John felt most at home in the mountains, a man who famously was never able to sit still for long, felt the mountains call him. A call to action that he rightly understood as his duty to protect the environment, nature and all the grandeur of the landscape around him.
Muir has been called the “patron saint of the American wilderness” and its “archetypal free spirit.” “As a dreamer and activist, his eloquent words changed the way Americans saw their mountains, forests, seashores, and deserts”,-Gretel Ehrlich.

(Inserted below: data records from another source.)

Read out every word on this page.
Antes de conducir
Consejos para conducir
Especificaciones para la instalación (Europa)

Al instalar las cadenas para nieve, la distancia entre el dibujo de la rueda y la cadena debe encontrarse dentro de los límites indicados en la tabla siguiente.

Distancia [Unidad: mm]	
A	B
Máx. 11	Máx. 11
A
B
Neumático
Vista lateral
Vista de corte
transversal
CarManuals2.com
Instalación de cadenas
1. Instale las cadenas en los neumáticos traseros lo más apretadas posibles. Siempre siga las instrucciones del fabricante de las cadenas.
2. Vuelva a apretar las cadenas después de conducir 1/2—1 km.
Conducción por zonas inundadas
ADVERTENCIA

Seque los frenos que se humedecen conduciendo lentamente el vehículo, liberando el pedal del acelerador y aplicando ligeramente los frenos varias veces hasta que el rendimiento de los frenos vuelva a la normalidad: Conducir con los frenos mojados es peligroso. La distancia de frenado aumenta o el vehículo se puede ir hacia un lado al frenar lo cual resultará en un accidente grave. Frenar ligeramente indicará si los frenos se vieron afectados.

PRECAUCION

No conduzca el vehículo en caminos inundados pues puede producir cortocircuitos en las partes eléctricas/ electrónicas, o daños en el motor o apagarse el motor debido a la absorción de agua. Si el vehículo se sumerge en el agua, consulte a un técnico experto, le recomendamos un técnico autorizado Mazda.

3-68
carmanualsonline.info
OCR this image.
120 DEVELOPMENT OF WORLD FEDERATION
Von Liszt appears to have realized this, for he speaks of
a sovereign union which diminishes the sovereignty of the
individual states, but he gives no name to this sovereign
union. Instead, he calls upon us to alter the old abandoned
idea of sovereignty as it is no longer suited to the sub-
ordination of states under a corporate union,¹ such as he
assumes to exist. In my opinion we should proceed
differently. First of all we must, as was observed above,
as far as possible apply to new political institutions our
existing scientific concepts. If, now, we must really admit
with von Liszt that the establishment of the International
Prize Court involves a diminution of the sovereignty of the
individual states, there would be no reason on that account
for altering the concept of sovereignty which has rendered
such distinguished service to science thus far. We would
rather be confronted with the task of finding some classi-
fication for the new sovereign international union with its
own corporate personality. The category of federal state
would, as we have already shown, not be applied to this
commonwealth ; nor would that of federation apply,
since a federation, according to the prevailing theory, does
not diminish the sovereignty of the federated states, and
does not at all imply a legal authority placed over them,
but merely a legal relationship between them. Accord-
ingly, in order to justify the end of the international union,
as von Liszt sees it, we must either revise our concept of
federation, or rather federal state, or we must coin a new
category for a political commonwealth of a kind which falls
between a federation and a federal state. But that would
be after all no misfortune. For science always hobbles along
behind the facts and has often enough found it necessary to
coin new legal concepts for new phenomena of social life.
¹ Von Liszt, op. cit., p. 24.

He not only led the efforts to protect forest areas and have some designated as national parks, but his writings presented “human culture and wild nature as one of humility and respect for all life.
Muir seems to understand what nature is trying to communicate to us; in a time before civilization was able to fully grasp the importance of championing environmental protection measures.
Above all what inspires me about Muir was his ethereal, magical and just damn right amazing use of the English language. Here are some of my favorite quotes from the mountain man himself. These quotes can sooth an intrepid travelers soul, just what your inner nomad needs to hear:
- Keep close to Nature’s heart… and break clear away, once in awhile, and climb a mountain or spend a week in the woods. Wash your spirit clean.
- The clearest way into the Universe is through a forest wilderness.
- In every walk with nature, one receives far more than he seeks.
- When we contemplate the whole globe as one great dewdrop, striped and dotted with continents and islands, flying through space with other stars all singing and shining together as one, the whole universe appears as an infinite storm of beauty.
- Rocks and waters, etc., are words of God, and so are men. We all flow from one fountain Soul. All are expressions of one Love.
- Storms of every sort, torrents, earthquakes, cataclysms, ‘convulsions of nature,’ etc., however mysterious and lawless at first sight they may seem, are only harmonious notes in the song of creation, varied expressions of God’s love.
- Oh, these vast, calm, measureless mountain days, days in whose light everything seems equally divine, opening a thousand windows to show us, God.
- How glorious a greeting the sun gives the mountains!
- Climb the mountains and get their good tidings.
- The mountains are calling and I must go.
Although John, who was raised deeply religious as was normal in his native Scotland, he grew to expand upon his beliefs about “God” and how the idea of a prime maker relates to nature. I understand how it may be hard for some to relate and many find it a little uncomfortable to mention God, or any names indeed that suggest a religious orientation. However, when thinking of all of nature’s awesome power, the mountains in all their glory, one can’t help but sit back and contemplate a little.
So, there you have it guys, I hope you found this short piece interesting and that you too can find some comfort in the immortal words of John Muir. I find whenever I am feeling a little melancholy for the mountains, his words match perfectly to any feelings of longing, he helps he slowly turn those feelings to a sense of belonging, we all are indeed, part of the grand picture. It is up to us to understand how we fit in and how we plan to use our influence to protect what we hold so dear. . . . . Nature and the mountains.